今の時期の5月の雨は、また、物事を少しずつ断続的に行うさまが「五月雨(式)」と言われるものです。
左図A北米北西海岸の先住民Nativesは、内陸と全く異なる密で多種多様な言語小種族で、B特にカナダの痕跡にはっきり残されており、C現在でも沿岸30種族は確認されています。1図の①先入の沿岸ルートと②後入の無氷回廊ルートを考えれば、①沿岸は五月雨(式)Samidare進入で、②回廊は、強い狩猟族のまとまり陸続の進入であったと考えれば理解できます。というのは、昨年9月末にニューメキシコにおける子供などの足跡が2.3-2.1万年前のものと発表され、それまでのクローヴィス石器人定説をなんと万年遡らせて学界を驚かせ、ショックで今も特に「誰が」最初の米大陸人(フネで沿岸から)だったのかを考察した説は未だに出ていません(依然シベリア人か?)。更に、発表で沿岸と回廊進入の差は10-8千年という事になり、1万年もあれば沿岸から入った人々はニューメキシコのように内陸にも拡がった訳で、アメリカ東部にも回廊開通以前の遺跡が発見されて示しています。しかし、左図のように内陸の多様性が乏しいことは、後入の強い狩猟族の比較的まとまった陸続進入による沿岸拡がり種族の駆逐・吸収であったのではと考えられるわけです。
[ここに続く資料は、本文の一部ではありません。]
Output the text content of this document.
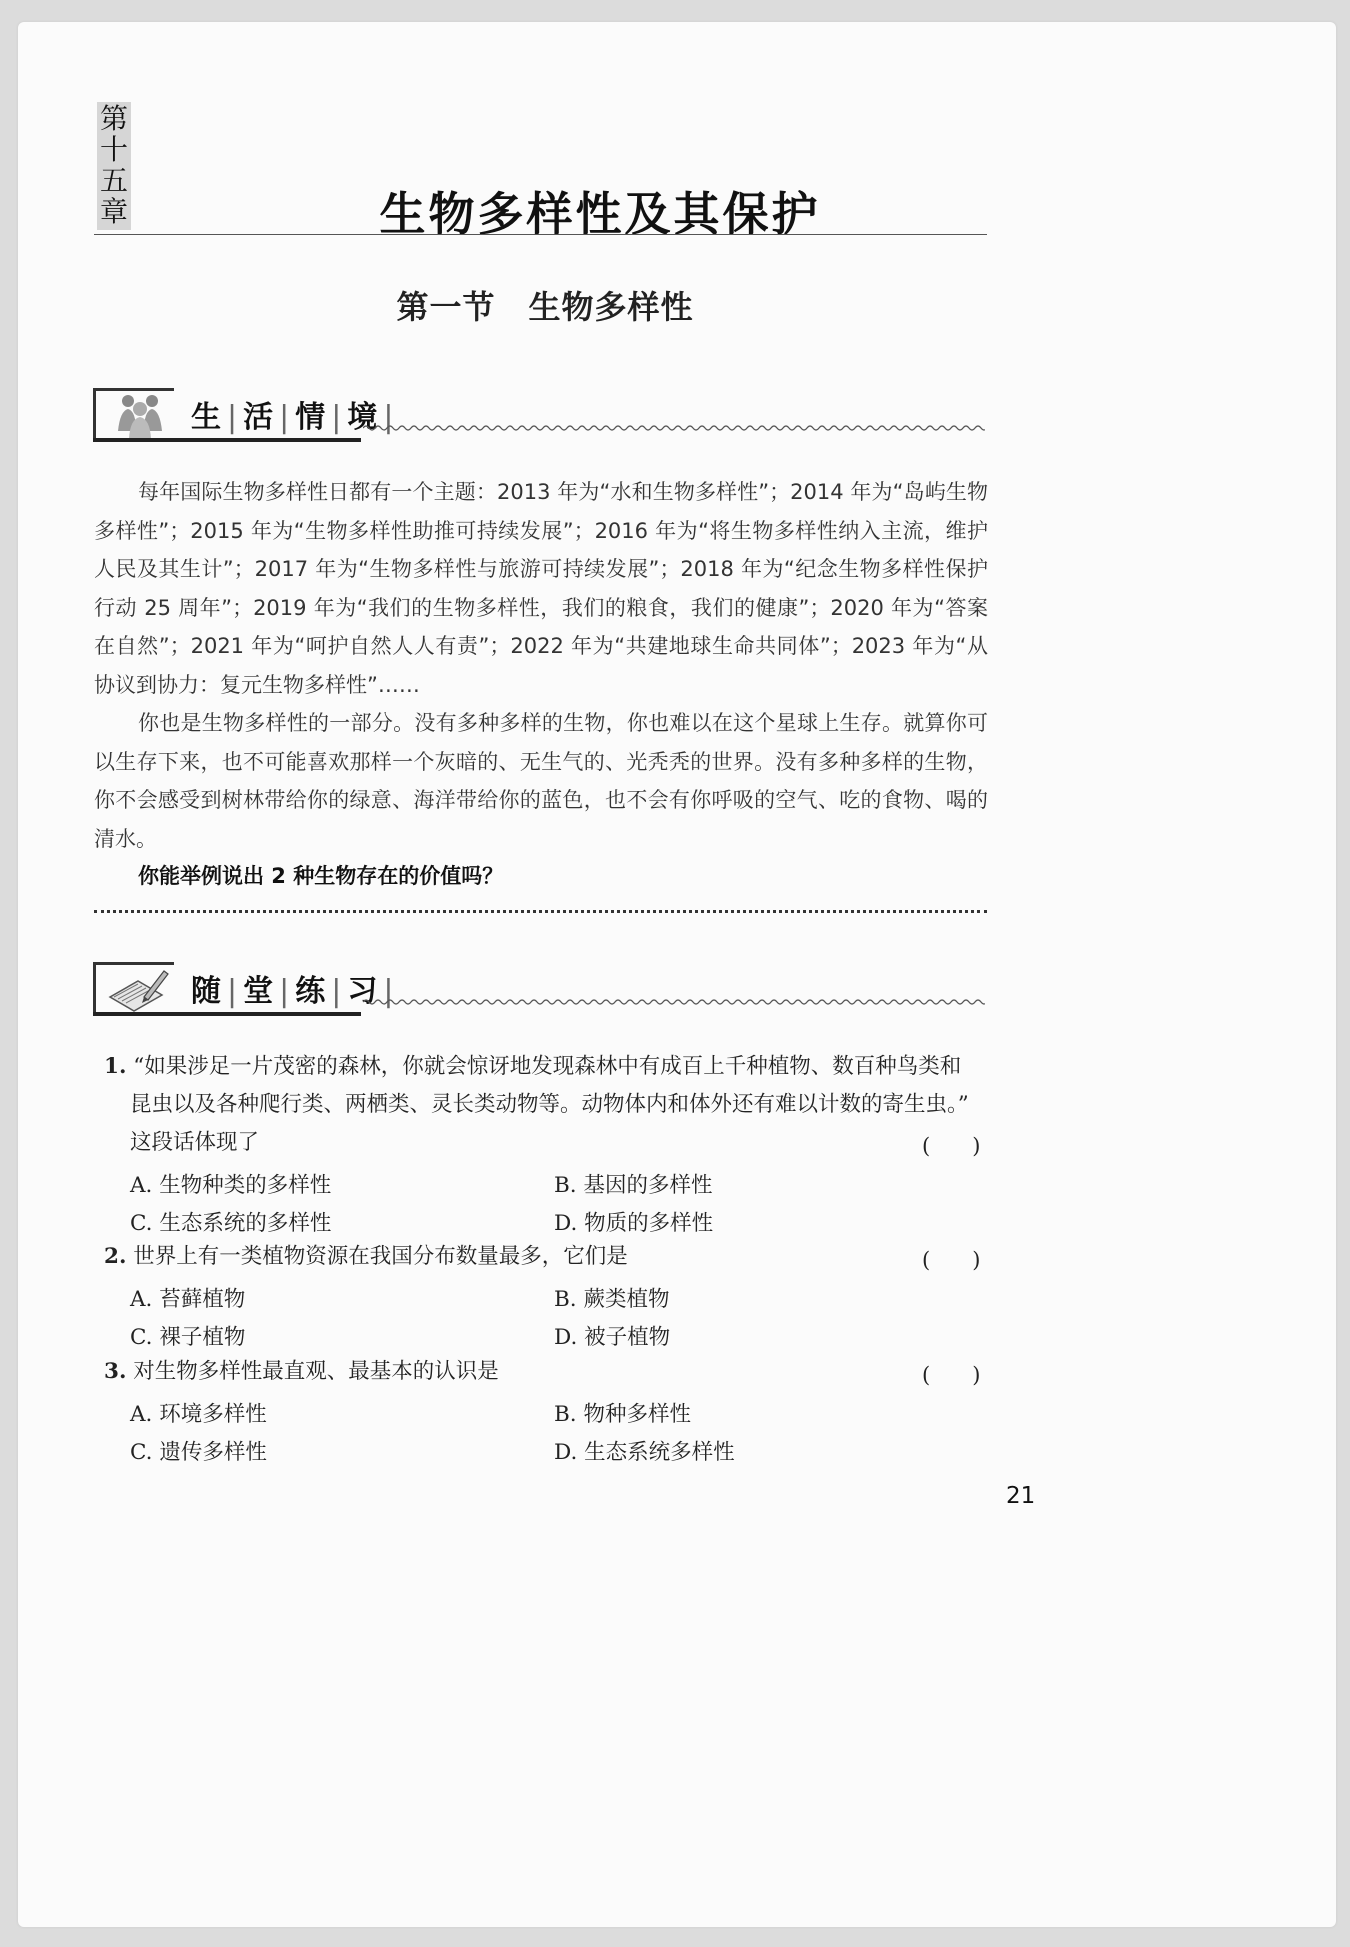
第
十
五
章	生物多样性及其保护
第一节　生物多样性
生|活|情|境|

每年国际生物多样性日都有一个主题：2013 年为“水和生物多样性”；2014 年为“岛屿生物多样性”；2015 年为“生物多样性助推可持续发展”；2016 年为“将生物多样性纳入主流，维护人民及其生计”；2017 年为“生物多样性与旅游可持续发展”；2018 年为“纪念生物多样性保护行动 25 周年”；2019 年为“我们的生物多样性，我们的粮食，我们的健康”；2020 年为“答案在自然”；2021 年为“呵护自然人人有责”；2022 年为“共建地球生命共同体”；2023 年为“从协议到协力：复元生物多样性”……

你也是生物多样性的一部分。没有多种多样的生物，你也难以在这个星球上生存。就算你可以生存下来，也不可能喜欢那样一个灰暗的、无生气的、光秃秃的世界。没有多种多样的生物，你不会感受到树林带给你的绿意、海洋带给你的蓝色，也不会有你呼吸的空气、吃的食物、喝的清水。

你能举例说出 2 种生物存在的价值吗？
随|堂|练|习|
1. “如果涉足一片茂密的森林，你就会惊讶地发现森林中有成百上千种植物、数百种鸟类和
昆虫以及各种爬行类、两栖类、灵长类动物等。动物体内和体外还有难以计数的寄生虫。”
这段话体现了	(　　)
A. 生物种类的多样性	B. 基因的多样性
C. 生态系统的多样性	D. 物质的多样性
2. 世界上有一类植物资源在我国分布数量最多，它们是	(　　)
A. 苔藓植物	B. 蕨类植物
C. 裸子植物	D. 被子植物
3. 对生物多样性最直观、最基本的认识是	(　　)
A. 环境多样性	B. 物种多样性
C. 遗传多样性	D. 生态系统多样性
21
そこで次に、最初の沿岸進入に至ったベーリング地峡・ベリンジア地域の状況を考えますと、2図①米カンサスなど3大学チームは、当時(氷期)の沿岸(昆布ハイウェイ)状況、海水面の低下、沿岸地形などから海岸線付近に散在していた一時的な列島小島(Temporary Archipelago)で暮らしていた人々が、その後の温暖化の海水面上昇で島におれなくなり追われるように移動進入して行ったのが始まりだろうという説を発表しました。しかし、昨年の2.3万年前の足跡発見からベリンジア越えは氷期最寒期LGM(2.5万年前頃)の事と一応考えられることから、追われるようにではなく、一時的な列島小島をそれまで同様に開拓的に移住してきたと考えるべきでしょう。またベリンジアに関しては、②優れた広域(北千島、ユーラシア東部など)のフィールドワーカーとして有名な鳥居龍蔵が、チュコト半島のチュクチ海岸族の先人石器人オンキロン痕跡に注目したことが特筆されます。おそらく北千島人の留頓・ルートンとの関連だったのではと思われますが、問題意識が「最初のアメリカ人」であったとすれば、あの時代における驚くべき慧眼です。
右図下A既に3.8万年前から伊豆海民は、黒耀石を求めてフネで東京諸島・神津恩馳島を行き来し、B狭くなっていた津軽海峡を越えて3.5-3万年前には北海道に拡がっていました。C近年の高橋克範氏の研究で、留頓の本拠地は遺跡痕跡からむしろカムチャッカ半島南部であったと考えられ、留頓先人が北上していればオンキロン、べリンジア進入と関わってくることになります。この北海道祖人Proto-Japanese Hokkaidoに関する問題は、日本祖史はもとより「最初の米大陸人」問題と関わる重要なもので、これらに関する総合的な研究は、膨大なアイヌ関連予算からでも割いて投じ、世界にも貢献すべきです。因みに、人類がベリンジアをTemporary Archipelagoから入って行った状況が、「Samidare」(の進入)であったことは用語として提唱すべきです。ともかくこれらの事を子供に教え世界に発信すべきです。